“I think most Americans assume that ICE agents and officers are empowered by our government to enforce the law,” Crane said. “Nothing can be further from the truth. With 11 million illegal aliens in the U.S., ICE agents are now prohibited from arresting illegal aliens solely on charges of illegal entry or visa overstay, the two most frequently violated sections of U.S. immigration law.”
The Obama administration announced in December that illegal immigrants who are arrested in minor crimes no longer will be targeted for deportation.
Vargas emotionally told his story of coming to America when he was 12 and learning that he was undocumented when he tried to get a driver’s license. Sitting in front of his Filipino-American family, which included his uncle Conrad Salinas, who served in the U.S. Navy for 20 years, he told of his mother’s decision to send him to the U.S. so he could have a better life. A crowd of undocumented immigrants in the audience cheered when he told the senators that he had questions for them.
“What do you want to do with me?” he said. “For all the undocumented immigrants who are actually sitting here at this hearing, for the people watching online, for the 11 million, what do you want to do with us?”
Chairman Patrick Leahy, D-Vt., described a “growing consensus” among Democrats and Republicans and questioned those who demand more enforcement.
“I fear they mean ‘enforcement only,’” Leahy said. “To them I say that you have stalled immigration reform for too long. We have effectively done enforcement first and enforcement only. It is time to proceed to comprehensive action.”
Sen. Jeff Sessions, R-Ala., countered that the existing proposals sound more like “amnesty-only.”

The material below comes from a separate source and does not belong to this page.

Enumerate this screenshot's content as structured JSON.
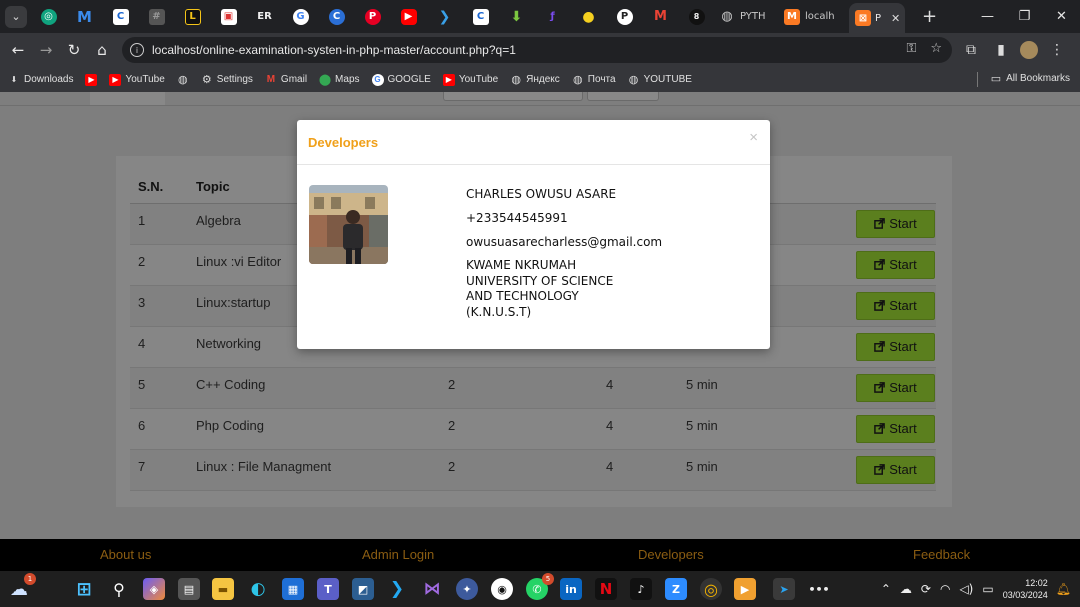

Murguia acknowledged the concerns of some Republicans after the hearing but said she was encouraged by another Republican, Graham, who re-emphasized the progress made on the border.

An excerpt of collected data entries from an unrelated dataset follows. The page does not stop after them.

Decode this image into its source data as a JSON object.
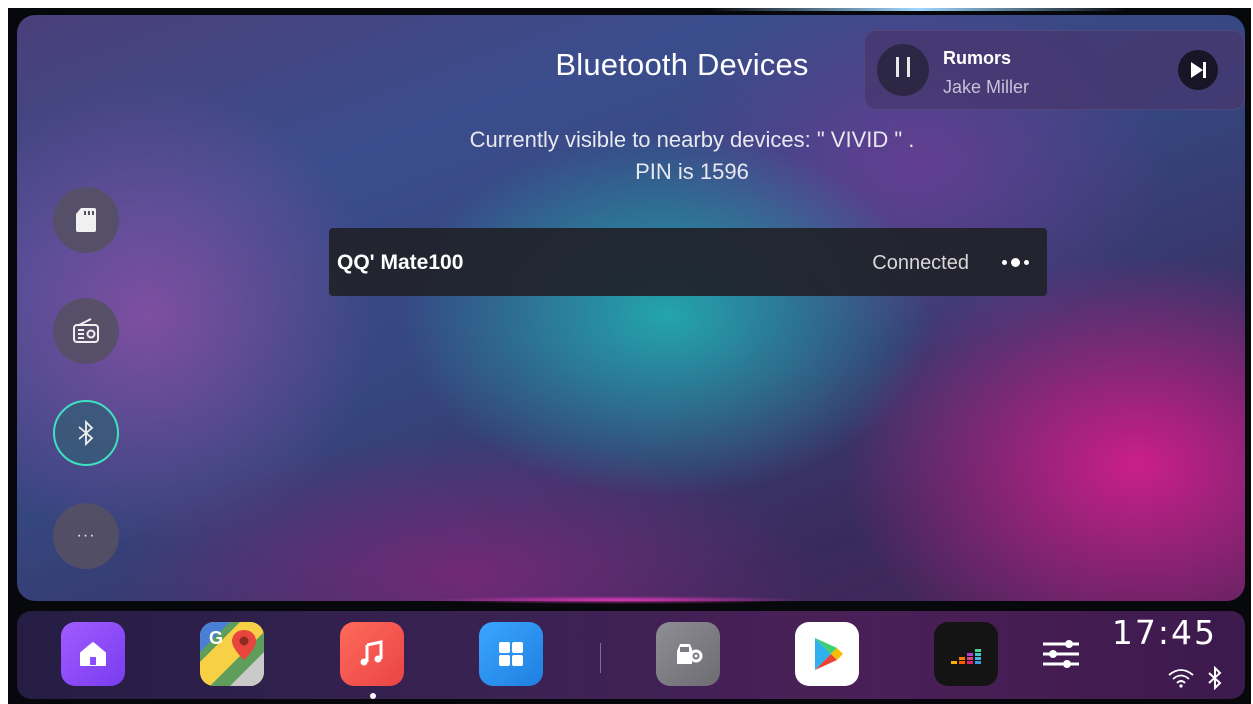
{
  "page": {
    "title": "Bluetooth Devices"
  },
  "visibility": {
    "line1": "Currently visible to nearby devices: \" VIVID \" .",
    "line2": "PIN is 1596"
  },
  "now_playing": {
    "title": "Rumors",
    "artist": "Jake Miller",
    "state": "playing"
  },
  "sidebar": {
    "items": [
      {
        "icon": "sd-card-icon",
        "active": false
      },
      {
        "icon": "radio-icon",
        "active": false
      },
      {
        "icon": "bluetooth-icon",
        "active": true
      },
      {
        "icon": "more-icon",
        "label": "···",
        "active": false
      }
    ]
  },
  "devices": [
    {
      "name": "QQ' Mate100",
      "status": "Connected"
    }
  ],
  "dock": {
    "apps": [
      {
        "icon": "home-icon",
        "color": "#8b4dff"
      },
      {
        "icon": "maps-icon",
        "color": "#3ca55c"
      },
      {
        "icon": "music-icon",
        "color": "#f0564a",
        "active": true
      },
      {
        "icon": "apps-grid-icon",
        "color": "#2b8ff0"
      },
      {
        "icon": "car-settings-icon",
        "color": "#7a7a80"
      },
      {
        "icon": "play-store-icon",
        "color": "#ffffff"
      },
      {
        "icon": "deezer-icon",
        "color": "#111111"
      },
      {
        "icon": "equalizer-settings-icon",
        "color": "#ffffff"
      }
    ]
  },
  "status": {
    "time": "17:45",
    "wifi": true,
    "bluetooth": true
  },
  "colors": {
    "accent": "#3fe0c0"
  }
}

“This is not going to be a cake walk,” Murguia said. “We have a lot of hard work to do.”
Rubio, who was not at the hearing, issued a statement later saying much was left to be done on the border and stressing “security triggers” in the proposal he’s helping to craft.
“If we are going to pass bipartisan immigration reform this year, the administration must accept the principle that security triggers must be met before anyone who is currently undocumented is allowed to apply for a green card,” Rubio said in the statement. “Secretary Napolitano’s refusal to accept this bipartisan principle at today’s Senate hearing is discouraging for those of us who are serious about permanently fixing America’s immigration system.”